Capsid: The protein coat of a virus composed of small subunits called capsomeres. It protects the viral genetic material.

RNA (Ribonucleic Acid): A nucleic acid molecule essential for various biological roles, including carrying genetic information in some viruses.

DNA (Deoxyribonucleic Acid): A nucleic acid molecule carrying genetic instructions for the development, functioning, growth, and reproduction of all known living organisms and many viruses.

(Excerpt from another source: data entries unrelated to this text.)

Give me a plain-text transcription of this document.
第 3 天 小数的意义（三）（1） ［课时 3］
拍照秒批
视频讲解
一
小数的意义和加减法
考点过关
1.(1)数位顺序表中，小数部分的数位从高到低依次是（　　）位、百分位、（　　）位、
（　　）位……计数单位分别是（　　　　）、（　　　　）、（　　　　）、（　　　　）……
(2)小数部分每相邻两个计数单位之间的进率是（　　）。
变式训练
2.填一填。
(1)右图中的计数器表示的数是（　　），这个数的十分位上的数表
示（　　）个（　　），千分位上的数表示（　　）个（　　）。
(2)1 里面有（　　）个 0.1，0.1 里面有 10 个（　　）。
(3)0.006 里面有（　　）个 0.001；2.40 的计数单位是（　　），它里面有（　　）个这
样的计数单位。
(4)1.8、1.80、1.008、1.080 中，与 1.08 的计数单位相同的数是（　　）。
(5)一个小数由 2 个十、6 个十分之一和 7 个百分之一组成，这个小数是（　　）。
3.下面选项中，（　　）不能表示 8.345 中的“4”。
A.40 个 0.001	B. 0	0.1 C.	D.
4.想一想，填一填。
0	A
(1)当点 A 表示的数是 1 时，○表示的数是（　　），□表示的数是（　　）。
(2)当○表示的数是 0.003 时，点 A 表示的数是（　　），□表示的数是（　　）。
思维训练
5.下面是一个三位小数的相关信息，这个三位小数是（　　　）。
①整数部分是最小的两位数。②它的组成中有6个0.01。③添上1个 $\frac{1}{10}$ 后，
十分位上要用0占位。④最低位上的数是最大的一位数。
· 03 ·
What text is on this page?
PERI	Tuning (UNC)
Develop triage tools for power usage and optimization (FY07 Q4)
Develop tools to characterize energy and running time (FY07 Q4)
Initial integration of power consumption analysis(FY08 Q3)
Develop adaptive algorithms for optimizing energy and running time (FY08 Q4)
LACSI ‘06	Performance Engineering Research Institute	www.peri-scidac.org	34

Bacteriophages: Viruses that infect bacteria, typically double-stranded DNA viruses.

Viroids: Infectious agents smaller than viruses, consisting of free RNA lacking a protein coat. Viroids cause diseases in plants.

Prions: Infectious agents consisting of abnormally folded proteins, causing neurological diseases in animals and humans. Notable diseases include bovine spongiform encephalopathy (BSE) and Creutzfeldt-Jakob disease (CJD).

Lichens: Symbiotic associations between algae (phycobiont) and fungi (mycobiont). Algae provide food through photosynthesis, while fungi provide shelter and absorb mineral nutrients and water for their partner. Lichens are indicators of pollution levels, as they do not grow in polluted areas.